L'extrême droite. Les crimes portent leur griffe, même déguisés en attentats d'extrême gauche. Les factions néo-fascistes n'ont pas le niveau intellectuel pour monter un scénario global de déstabilisation. Ce sont des assassins allumés, mais aussi de gros cons.

Licio Gelli, lui, il a l'envergure d'être le commanditaire. Son passé et son présent y tendent. Il ne laisse jamais rien d'écrit, jamais de preuve. Il ne sera jamais directement impliqué, il est trop prudent. Il incite les autres. Au centre de sa toile occulte, il a toujours eu l'impunité. Si occulte que personne ne sait si elle existe vraiment. Comme les trous noirs dans la galaxie, parait-il. On ne détecterait leur présence que par les émanations à leur périphérie.

Et Giulio Andreotti, le leader de l'aile droite de la DC ? Quoique non. Il a l'intelligence et le manque de scrupule, mais, en cas de coup fasciste, les ultras le déborderaient sur sa droite.
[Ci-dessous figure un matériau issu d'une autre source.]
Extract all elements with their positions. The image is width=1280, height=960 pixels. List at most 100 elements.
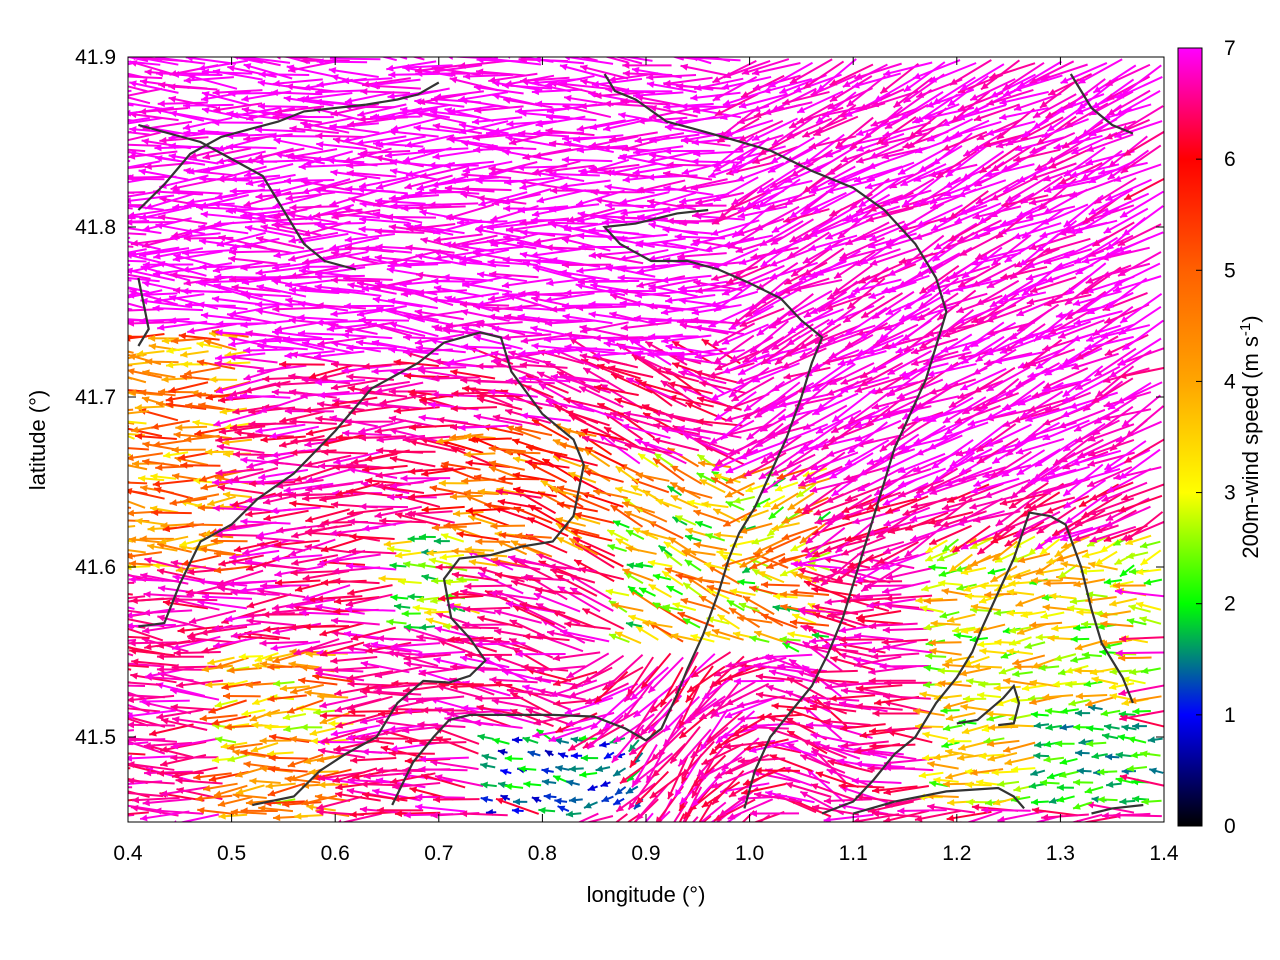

Et il le sait. Exit Andreotti. Idem pour les royalistes, les fanatiques les supplanteraient. Comme le roi Constantin de Grèce en 1967, lors du putsch des colonels. Et comme von Papen par Hitler en 1933.

Un de ces jours, je lance le pavé dans la mare : Gelli, le Marionnettiste comme il se complait à s'appeler lui-même, pourrait être le commanditaire de la Piazza Fontana. Tenter le coup et voir les réactions. Je fouille son passé, je signe sous pseudo et je me planque. »
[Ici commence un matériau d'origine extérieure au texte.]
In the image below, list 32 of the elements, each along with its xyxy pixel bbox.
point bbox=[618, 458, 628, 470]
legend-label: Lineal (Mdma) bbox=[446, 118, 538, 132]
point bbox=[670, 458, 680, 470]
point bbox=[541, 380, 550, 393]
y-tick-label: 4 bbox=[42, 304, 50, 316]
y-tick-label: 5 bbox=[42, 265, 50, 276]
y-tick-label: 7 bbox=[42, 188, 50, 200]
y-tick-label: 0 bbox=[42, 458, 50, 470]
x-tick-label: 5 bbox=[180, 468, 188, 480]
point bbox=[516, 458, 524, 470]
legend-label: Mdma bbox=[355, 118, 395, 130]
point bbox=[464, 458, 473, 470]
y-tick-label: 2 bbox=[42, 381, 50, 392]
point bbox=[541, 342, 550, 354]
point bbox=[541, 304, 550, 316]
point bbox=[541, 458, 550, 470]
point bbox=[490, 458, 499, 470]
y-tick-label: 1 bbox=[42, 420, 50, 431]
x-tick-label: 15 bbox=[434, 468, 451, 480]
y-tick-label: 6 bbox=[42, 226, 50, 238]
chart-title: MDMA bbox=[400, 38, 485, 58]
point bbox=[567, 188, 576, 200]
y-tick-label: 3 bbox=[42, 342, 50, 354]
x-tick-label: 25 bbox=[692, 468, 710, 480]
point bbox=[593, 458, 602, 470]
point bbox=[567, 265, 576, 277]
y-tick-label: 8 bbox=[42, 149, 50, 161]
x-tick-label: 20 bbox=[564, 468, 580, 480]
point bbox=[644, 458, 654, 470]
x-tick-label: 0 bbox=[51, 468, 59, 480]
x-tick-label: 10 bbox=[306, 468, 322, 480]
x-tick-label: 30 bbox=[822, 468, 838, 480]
Elle se souvenait d'un fait divers de l'année précédente. Elle n'arrivait pas à remettre la main sur la coupure. C'était court. Un procureur qui travaillait sur les attentats s'était fait cribler de balles à la mitraillette en pleine rue. Donc il touchait au but. Fin de l'enquête. L'article citait sa veuve. Si elle retrouvait l'entrefilet, elle pourrait l'interviewer.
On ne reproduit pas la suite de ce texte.